Speak digits from 0 to 9 aloud

15

4

Inspired by this question from electronics.SE, here's a challenge for you:

Write a program or subroutine that takes in a sequence of decimal digits (0 to 9) and speaks them aloud, without using an existing speech synthesis tool.

Input:

You may ask for the input digits to be provided in any reasonable format, e.g. as a string of ASCII digits, an array of integers, a BCD-encoded number, etc. If your solution is an executable program, you may take the input as a command line parameter, read it from standard input, or obtain it in any other reasonable manner.

Your program must be able to speak at least eight digits per invocation. You may assume that the first digit is not zero, unless it is the only digit.

Output:

Your program may either speak the numbers directly using an audio device, or it may output a playable sound file. The output file, if any, may be in any standard audio format, or it may consist of raw sample data. If you output raw sample data, please note the appropriate parameters for playback (sample rate, bits per sample, endianness, signed/unsigned, # of channels). Formats supported by aplay are preferred.

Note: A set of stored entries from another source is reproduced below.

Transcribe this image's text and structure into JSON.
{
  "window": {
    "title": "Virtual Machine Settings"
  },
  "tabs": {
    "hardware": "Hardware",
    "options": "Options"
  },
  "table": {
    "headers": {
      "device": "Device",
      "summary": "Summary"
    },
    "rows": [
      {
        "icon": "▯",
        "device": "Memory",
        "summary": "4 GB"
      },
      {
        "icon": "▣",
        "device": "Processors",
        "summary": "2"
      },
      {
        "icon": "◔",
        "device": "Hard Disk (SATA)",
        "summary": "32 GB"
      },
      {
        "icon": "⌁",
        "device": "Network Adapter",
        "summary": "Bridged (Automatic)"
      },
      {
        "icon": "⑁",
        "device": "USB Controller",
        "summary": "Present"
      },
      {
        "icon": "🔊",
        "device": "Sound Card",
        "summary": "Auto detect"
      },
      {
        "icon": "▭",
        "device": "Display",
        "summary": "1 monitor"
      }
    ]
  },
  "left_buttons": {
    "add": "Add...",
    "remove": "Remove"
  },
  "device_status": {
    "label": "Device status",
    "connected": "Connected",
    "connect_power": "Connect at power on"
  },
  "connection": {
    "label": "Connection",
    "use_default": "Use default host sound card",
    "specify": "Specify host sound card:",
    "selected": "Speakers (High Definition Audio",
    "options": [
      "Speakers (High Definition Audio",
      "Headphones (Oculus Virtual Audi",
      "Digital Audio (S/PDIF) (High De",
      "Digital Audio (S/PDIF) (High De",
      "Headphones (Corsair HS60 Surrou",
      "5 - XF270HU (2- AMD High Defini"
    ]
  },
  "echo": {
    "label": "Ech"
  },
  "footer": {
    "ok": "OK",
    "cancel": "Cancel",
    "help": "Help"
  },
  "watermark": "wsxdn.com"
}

You are free to decide the details on how the numbers will be spoken, but your output should consist of English language digits spoken in a manner understandable to a typical English speaker, and it should be clear enough for the listener to be able to accurately transcribe a spoken eight-digit random number. No, just beeping n times doesn't count. Don't forget to include pauses between the digits.

Scoring:

Standard scoring rules apply: Your score is the length of your code in bytes or, if your code is written in Unicode text, in Unicode characters. Lowest score wins. Any language goes.

As the original question on electronics.SE was about embedded programming, I felt it would be appropriate to toss a bone to authors using low-level languages: if your solution is written in a compiled language, you may choose to count the length of the compiled executable file in bytes as your score. (Yes, precompiled bytecode, such as a Java .class file, is OK too.) If you choose to make use of this option, please include a copy of the compiled executable in your answer (e.g. as a hex dump) along with your source code and the compiler version and options you used to generate it.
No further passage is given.